Monday, November 12, 2018

Still thinking about the Great War...

Back in the Dark Ages before video games, I was once involved with a group of crazy people who were addicted to a board game called Diplomacy. It was based on a map of pre-WWI Europe and -- as you might guess from the name -- was not so much about tactics and ammunition as it was about making and breaking alliances. It was the between-moves huddles with other players that accounted for ninety percent of the game time, as we all tried to mislead (Sure, I went in the corner with Germany and Austro-Hungary, but I didn't make a deal with them), obfuscate (No, I'm not planning a naval battle, I just feel like talking to Britain and Turkey) and cheat (I know I promised not to stab you in the back. What, you believed me?).

It was a lot of fun, and along the way, repeated experiences hammered some basic principles of geopolitics into my head. I started with the naive view that all players were essentially in the same boat but eventually had to concede that your place on the map had a lot to do with your fate. If you're Great Britain, you become a major naval power ASAP or you lose. If you're Belgium and the Low Countries, it doesn't much matter what you do; Germany will wind up marching through you. And if you're the Austro-Hungarian Empire, you're screwed.

I wonder if all the Great Powers would have been so interested in war if they'd played a few rounds of Diplomacy first?


  1. "I wonder if all the Great Powers would have been so interested in war if they'd played a few rounds of Diplomacy first?"

    The French probably would have said that "the rules do not adequately reflect the superior spirit of our soldiers and our Ideology of the Offensive." The British would have said "our sea power would reduce Germany to desperation in a few months; the game does not properly simulate this." The Germans would have said "our General Staff's brilliance should have been reflected in a 2X multiplier for our troop strengths, at least." And the Russians would have said "our sacred obligation to our fellow orthodox Slavs still outweighs all else."

  2. But maybe, just maybe, the Austro-Hungarian Empire would have collected its toys and stayed home?

  3. I don't really know a lot about the AH Empire, but have the impression that the Emperor may not have been playing with a full deck, and that General Conrad was driving policy more than he should have been.

    Conflict among nationalities within the empire was a problem...Captain von Trapp ("the Captain" in The Sound of Music) noted that getting work done on his submarine resembled Penelope's Tapestry, and thought the Czechs in the shipyard were deliberately delaying the work.

  4. Oh, yes.
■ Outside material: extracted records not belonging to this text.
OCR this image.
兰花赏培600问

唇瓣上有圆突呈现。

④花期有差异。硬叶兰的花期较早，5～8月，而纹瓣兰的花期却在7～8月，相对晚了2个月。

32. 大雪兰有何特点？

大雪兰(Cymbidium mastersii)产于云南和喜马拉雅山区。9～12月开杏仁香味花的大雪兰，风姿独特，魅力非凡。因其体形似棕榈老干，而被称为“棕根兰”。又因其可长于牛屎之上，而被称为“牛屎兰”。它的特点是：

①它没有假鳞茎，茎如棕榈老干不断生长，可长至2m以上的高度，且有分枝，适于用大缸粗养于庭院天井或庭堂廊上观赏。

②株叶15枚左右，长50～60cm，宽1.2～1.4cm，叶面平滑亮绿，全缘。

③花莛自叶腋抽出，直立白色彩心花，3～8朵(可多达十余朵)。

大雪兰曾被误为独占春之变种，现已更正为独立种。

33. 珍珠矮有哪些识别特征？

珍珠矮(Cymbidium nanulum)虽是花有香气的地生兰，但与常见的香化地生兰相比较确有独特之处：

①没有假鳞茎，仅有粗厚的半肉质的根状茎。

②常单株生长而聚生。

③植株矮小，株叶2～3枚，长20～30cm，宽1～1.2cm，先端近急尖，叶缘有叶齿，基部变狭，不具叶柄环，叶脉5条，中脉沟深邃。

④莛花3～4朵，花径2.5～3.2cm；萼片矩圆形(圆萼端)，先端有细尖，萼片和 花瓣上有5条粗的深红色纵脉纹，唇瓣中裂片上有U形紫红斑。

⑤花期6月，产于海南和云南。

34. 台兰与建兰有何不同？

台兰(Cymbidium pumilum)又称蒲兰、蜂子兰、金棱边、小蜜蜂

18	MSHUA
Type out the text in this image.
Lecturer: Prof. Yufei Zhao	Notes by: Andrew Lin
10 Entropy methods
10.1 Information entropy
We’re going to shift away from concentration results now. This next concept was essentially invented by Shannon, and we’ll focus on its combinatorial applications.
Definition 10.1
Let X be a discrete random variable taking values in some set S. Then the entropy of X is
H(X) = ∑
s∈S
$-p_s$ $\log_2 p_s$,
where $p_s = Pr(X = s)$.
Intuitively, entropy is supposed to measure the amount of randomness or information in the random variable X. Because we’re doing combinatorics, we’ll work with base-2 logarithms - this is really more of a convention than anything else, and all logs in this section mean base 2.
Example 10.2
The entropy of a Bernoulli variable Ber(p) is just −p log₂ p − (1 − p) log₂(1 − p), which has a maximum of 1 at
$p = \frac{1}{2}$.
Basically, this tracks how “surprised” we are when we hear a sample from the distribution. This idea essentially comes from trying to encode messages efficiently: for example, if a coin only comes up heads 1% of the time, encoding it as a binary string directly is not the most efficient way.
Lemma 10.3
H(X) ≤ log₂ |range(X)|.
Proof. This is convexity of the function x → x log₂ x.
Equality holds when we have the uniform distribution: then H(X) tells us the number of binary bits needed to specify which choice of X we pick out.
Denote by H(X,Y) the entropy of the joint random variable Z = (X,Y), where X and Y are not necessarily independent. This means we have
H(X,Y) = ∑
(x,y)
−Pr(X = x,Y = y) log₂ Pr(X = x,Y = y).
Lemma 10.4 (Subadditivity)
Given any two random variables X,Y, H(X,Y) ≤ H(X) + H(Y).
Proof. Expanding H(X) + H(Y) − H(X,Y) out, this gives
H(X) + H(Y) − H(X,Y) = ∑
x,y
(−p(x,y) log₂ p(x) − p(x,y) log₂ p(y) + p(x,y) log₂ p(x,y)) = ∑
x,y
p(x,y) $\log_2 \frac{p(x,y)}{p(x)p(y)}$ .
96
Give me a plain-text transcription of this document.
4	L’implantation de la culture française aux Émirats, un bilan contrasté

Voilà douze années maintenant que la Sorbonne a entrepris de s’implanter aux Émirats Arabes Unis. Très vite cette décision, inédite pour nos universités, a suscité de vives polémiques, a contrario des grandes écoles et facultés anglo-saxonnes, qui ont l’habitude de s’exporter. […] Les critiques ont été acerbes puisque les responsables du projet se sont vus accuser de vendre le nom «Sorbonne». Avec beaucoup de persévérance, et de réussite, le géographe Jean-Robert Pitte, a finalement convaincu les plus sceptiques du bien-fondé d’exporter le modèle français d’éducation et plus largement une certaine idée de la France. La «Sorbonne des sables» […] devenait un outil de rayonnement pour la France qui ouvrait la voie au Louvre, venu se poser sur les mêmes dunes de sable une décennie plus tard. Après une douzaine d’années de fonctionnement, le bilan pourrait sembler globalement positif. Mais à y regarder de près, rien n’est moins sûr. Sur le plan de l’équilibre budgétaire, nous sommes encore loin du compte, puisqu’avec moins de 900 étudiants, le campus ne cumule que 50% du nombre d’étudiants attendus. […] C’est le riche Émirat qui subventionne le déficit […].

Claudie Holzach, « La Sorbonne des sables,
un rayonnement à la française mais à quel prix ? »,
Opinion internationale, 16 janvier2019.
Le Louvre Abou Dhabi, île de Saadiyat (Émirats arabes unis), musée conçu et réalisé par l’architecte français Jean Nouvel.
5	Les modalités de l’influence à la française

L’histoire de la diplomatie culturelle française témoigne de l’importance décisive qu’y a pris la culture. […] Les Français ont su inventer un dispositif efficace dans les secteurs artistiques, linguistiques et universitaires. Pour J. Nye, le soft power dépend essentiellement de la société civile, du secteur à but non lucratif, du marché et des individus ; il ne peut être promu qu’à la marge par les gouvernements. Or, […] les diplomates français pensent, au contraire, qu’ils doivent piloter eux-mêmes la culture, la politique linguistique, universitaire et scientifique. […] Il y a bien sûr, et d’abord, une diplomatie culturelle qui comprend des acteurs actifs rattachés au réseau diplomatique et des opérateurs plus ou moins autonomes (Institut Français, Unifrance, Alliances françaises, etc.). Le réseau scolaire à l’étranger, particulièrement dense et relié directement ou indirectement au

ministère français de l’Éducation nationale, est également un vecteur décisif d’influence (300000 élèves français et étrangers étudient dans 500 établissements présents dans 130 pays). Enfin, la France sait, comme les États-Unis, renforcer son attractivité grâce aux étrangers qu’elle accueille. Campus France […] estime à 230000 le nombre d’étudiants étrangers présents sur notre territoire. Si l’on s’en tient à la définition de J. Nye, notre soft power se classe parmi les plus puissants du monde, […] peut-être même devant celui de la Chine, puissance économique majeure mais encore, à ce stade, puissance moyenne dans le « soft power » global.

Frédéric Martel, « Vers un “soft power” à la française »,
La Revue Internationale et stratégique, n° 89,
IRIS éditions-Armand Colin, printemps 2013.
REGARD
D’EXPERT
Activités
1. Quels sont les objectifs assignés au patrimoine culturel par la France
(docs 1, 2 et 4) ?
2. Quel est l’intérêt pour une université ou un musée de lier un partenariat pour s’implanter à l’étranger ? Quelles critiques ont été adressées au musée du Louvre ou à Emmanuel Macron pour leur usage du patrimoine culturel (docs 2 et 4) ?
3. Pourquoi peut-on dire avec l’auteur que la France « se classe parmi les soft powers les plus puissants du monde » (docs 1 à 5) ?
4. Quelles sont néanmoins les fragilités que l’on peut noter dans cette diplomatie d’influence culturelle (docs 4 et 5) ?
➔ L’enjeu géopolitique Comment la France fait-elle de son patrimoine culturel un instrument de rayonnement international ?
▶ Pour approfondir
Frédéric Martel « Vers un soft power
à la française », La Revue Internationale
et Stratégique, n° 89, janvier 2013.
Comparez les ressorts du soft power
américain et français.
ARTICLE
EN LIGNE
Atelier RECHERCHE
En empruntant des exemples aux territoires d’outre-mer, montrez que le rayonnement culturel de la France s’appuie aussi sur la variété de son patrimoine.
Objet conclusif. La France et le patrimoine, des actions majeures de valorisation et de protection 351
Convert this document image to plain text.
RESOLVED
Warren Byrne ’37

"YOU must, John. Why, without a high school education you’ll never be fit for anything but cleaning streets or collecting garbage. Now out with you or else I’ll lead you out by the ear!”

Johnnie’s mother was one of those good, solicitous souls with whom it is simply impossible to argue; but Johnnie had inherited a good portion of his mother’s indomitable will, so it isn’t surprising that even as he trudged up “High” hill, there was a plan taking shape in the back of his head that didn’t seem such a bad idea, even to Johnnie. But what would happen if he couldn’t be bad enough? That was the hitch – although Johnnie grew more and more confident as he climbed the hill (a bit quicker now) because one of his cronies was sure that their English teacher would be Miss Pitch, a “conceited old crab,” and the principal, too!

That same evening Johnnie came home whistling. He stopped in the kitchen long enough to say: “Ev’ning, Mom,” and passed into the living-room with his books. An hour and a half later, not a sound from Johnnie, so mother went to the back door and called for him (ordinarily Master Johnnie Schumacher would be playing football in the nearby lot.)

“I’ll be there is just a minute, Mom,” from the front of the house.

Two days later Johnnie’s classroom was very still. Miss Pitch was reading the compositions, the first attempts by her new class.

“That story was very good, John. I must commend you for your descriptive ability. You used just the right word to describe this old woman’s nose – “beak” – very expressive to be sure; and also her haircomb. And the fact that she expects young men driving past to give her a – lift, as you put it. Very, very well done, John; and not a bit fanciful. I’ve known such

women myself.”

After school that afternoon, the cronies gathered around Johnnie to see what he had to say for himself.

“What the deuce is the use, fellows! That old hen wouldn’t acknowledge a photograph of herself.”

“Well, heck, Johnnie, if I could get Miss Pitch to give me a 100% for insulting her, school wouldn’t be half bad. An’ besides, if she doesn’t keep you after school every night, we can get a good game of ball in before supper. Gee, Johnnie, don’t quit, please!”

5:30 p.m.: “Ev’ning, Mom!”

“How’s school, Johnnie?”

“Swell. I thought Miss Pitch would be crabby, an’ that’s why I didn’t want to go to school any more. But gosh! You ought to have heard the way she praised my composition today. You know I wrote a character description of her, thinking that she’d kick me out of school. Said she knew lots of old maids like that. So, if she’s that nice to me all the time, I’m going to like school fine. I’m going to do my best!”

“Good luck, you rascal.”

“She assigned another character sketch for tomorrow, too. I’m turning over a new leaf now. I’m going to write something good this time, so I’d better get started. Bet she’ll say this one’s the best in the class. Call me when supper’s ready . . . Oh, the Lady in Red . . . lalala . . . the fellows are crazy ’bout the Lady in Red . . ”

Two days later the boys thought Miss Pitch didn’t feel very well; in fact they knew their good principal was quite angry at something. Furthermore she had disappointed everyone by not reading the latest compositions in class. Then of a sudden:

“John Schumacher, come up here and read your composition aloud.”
The different nationalities making up the empire never were very well glued together. Yet another reason why they shouldn't have shaken the poor old creaky thing. I suspect a lot of the ruling class knew it was doomed and preferred to go out in a blaze of glory rather than quietly fading into irrelevance -- not having realized yet that the times had changed and there was going to be precious little glory in this war.